The puzzle of sharing bio-molecular targets between coronaviruses and mediators of the cardiovascular system in humans: Looking for plausible hypotheses.

The emerging of SARS-CoV-2 and COVID-19 pandemia with a high mortality rate in older subjects with one or more known cardiovascular comorbidities [1] has prompted the question of “sharing bio-molecular targets” between coronaviruses and Renin Angiotensin Aldosterone System (RAAS), a system that is involved, at multiple levels, in the control of the cardiovascular function and, also, is a favorite drug target in cardiovascular diseases [2]. Indeed during treatment with Angiotensin-Converting Enzyme inhibitors (ACEi) and Angiotensin Receptor Blockers (ARBs) the known up-regulation of ACE2/Ang 1-7/MasR axes might be very useful to treat arterial blood pressure, ischemic heart disease and heart failure but, at the same time, detrimental since during COVID-19 it might open the route to SARS-CoV-2 that have been proven to use the ACE2 as functional receptor to enter the human cells [3]. This evidence at the bimolecular level has generated several commentary-style articles that claim it is more prudent to replace ACEi/ARBs during COVID-19 [2], [4], [5], [6]. The main scientific societies have taken a critical position towards any therapeutic change in the absence of supporting data [7] and this is dictated by prudence. Nonetheless it should be said that switching can be done safely in arterial hypertension if the new drug is 1-well tolerated and a 2-good blood pressure control is achieved thus, during COVID-19, this switch, is again, a prudent position if we exclude to switch-off ACEi/ARBs in subjects with ischemic heart disease and heart failure [8] where we have no other valid therapeutic choices. Nonetheless a recent report claims that ACE2 is highly expressed in subjects with heart failure indicating a susceptibility to SARS-CoV-2 infection in these subjects [9] questioning, again, the idea of maintaining such therapy, even in people with heart failure.

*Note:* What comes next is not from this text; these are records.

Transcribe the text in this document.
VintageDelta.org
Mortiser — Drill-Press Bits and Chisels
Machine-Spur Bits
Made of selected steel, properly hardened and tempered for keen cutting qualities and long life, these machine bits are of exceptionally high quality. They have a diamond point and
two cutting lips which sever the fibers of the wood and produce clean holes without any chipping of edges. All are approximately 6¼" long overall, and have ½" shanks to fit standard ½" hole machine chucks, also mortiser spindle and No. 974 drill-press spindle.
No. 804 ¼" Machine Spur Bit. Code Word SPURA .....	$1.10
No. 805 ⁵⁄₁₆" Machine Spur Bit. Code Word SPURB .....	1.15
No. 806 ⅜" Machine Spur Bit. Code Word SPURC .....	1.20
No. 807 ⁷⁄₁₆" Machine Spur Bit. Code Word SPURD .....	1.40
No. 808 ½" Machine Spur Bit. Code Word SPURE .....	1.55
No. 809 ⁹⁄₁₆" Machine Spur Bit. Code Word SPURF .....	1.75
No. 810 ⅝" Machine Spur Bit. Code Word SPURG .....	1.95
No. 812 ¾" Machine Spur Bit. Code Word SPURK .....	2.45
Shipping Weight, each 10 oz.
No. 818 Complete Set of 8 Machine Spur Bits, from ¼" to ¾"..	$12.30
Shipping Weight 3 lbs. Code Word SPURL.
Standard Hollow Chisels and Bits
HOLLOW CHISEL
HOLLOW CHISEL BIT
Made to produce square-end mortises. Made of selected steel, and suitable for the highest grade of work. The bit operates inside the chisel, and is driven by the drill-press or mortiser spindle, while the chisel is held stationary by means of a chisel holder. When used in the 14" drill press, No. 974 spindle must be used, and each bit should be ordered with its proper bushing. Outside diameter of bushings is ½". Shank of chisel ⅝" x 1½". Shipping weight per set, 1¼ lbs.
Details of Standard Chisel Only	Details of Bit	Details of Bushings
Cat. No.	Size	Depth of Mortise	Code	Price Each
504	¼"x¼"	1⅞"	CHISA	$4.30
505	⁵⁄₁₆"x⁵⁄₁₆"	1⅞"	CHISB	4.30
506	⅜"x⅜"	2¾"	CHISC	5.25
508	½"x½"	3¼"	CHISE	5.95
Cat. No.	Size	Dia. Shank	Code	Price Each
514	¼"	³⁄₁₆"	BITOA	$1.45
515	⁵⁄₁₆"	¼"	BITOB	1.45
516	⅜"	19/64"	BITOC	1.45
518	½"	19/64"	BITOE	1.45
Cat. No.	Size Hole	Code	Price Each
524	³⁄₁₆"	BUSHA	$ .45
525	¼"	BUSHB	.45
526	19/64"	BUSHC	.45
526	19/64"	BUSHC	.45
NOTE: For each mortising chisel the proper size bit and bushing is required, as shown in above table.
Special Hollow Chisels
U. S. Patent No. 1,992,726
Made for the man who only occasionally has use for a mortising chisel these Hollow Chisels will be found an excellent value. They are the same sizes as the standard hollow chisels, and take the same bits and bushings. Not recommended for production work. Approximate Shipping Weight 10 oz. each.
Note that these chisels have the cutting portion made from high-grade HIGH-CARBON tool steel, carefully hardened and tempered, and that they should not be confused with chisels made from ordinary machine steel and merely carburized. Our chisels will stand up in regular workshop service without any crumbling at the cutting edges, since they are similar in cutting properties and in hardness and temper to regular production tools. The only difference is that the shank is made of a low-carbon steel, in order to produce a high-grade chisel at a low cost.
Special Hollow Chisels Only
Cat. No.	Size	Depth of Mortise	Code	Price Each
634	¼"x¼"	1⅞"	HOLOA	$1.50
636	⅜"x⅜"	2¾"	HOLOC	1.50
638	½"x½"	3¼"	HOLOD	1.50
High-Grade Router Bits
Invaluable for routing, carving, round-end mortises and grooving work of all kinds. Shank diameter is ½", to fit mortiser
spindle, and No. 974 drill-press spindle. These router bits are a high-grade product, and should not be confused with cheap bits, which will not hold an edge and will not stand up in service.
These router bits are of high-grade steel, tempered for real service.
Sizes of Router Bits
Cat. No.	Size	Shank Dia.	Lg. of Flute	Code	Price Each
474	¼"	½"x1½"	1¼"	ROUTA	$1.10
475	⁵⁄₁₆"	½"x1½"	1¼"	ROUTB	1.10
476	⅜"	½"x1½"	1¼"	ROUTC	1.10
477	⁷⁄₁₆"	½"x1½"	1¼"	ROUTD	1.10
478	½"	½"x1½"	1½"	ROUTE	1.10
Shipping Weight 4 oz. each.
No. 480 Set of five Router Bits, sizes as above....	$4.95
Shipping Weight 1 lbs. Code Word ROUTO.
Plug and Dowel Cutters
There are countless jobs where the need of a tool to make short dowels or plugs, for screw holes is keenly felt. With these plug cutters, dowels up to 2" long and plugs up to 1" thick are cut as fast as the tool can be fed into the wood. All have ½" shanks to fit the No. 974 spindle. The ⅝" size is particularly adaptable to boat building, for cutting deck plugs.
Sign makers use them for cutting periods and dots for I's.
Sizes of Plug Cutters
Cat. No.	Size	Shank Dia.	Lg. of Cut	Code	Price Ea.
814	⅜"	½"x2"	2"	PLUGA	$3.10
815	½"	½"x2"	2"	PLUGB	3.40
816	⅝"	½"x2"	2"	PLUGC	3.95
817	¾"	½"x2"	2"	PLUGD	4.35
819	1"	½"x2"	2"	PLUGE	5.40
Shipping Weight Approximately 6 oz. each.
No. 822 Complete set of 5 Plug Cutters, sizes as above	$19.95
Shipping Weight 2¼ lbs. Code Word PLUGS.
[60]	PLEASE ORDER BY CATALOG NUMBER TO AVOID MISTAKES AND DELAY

This preamble clearly highlights the problem that is coronaviruses competition with drugs targeting RAAS, but the coin has two sides, and we don’t know, till now, whether ACEi/ARBs might be detrimental or useful, thus the question is a little bit more complex and it seems necessary to produce sustainable hypotheses.

On the reasons of sharing.

It is a “coincidence due to the spread-over-species and ancient-phylogeny” of Renin-Angiotensin System” [2]. This hypothesis is sustainable as RAAS is very diffuse over species and ACE2 expression in the airways makes it a possible target, but to prove.

It is the consequence of the widespread use od drugs that increase ACE2 expression. This hypothesis is sustainable, exposing targets, especially in the airways where ACE2 is significantly expressed [10], may have facilitated the pathway to the coronavirus that, as any RNA viruses, exhibit a high mutation rate which guarantees the selection of efficient clones capable of infecting the host, but, again, to prove.

It is a spillover from a laboratory. Leaving aside conspiracies on biological war, as we know, in the late nineties, developing strategies were aimed at modulating SRA at a genetic level, by using modified viruses targeting ACE2 to treat arterial hypertension and, more recently, to manipulate coronaviruses to better understand its virulence, are these strategies at the origin of the spillover? In a Correspondence to Nature Medicine Kristian G. Andersen et al. [11], states no with the phrase that I quote “It is improbable that SARS-CoV-2 emerged through laboratory manipulation of a related SARS-CoV-like coronavirus”. But “improbable” does not help us to remove all doubts, since we have learned the Popper's lesson: “one theory is scientific to the extent that can be disproved”. Again, to prove.

On the effects of sharing.

Is the high mortality rate for elderly subjects with the coexistence of comorbidities, among witch high blood pressure is present in more than 70%, related to the use of ACEi/ARBs? This is in theory possible but to prove. In the Italian subset of data from the Italian Health Institute [12] the use of ACEi/ARBs is documented in 52% and, obviously, not in 49%, thus, this is not a proof, we need more data and we asked Dr. Wei-jie Guan, the Author of one of the first report on COVID-19 in China [1], and he replied by email “In our study, we did not record the use of ARBs given the urgency of data extraction. We do, however, believe that there is a need to investigate the association between the use of ACEI or ARB and the clinical outcomes of Covid-19. In fact, we are planning to conduct a clinical trial on recombinant ACE in patients with Covid-19”. Finally, we have also data supporting potentials benefit of ACEi/ARBs on target organ damage [13] since RAAS is involved in the cytokine cascade and in the response to damage [14], [15] thus we cannot exclude that the advantages outweigh the disadvantage.

Declaration of Competing Interest

The authors declare that they have no known competing financial interests or personal relationships that could have appeared to influence the work reported in this paper.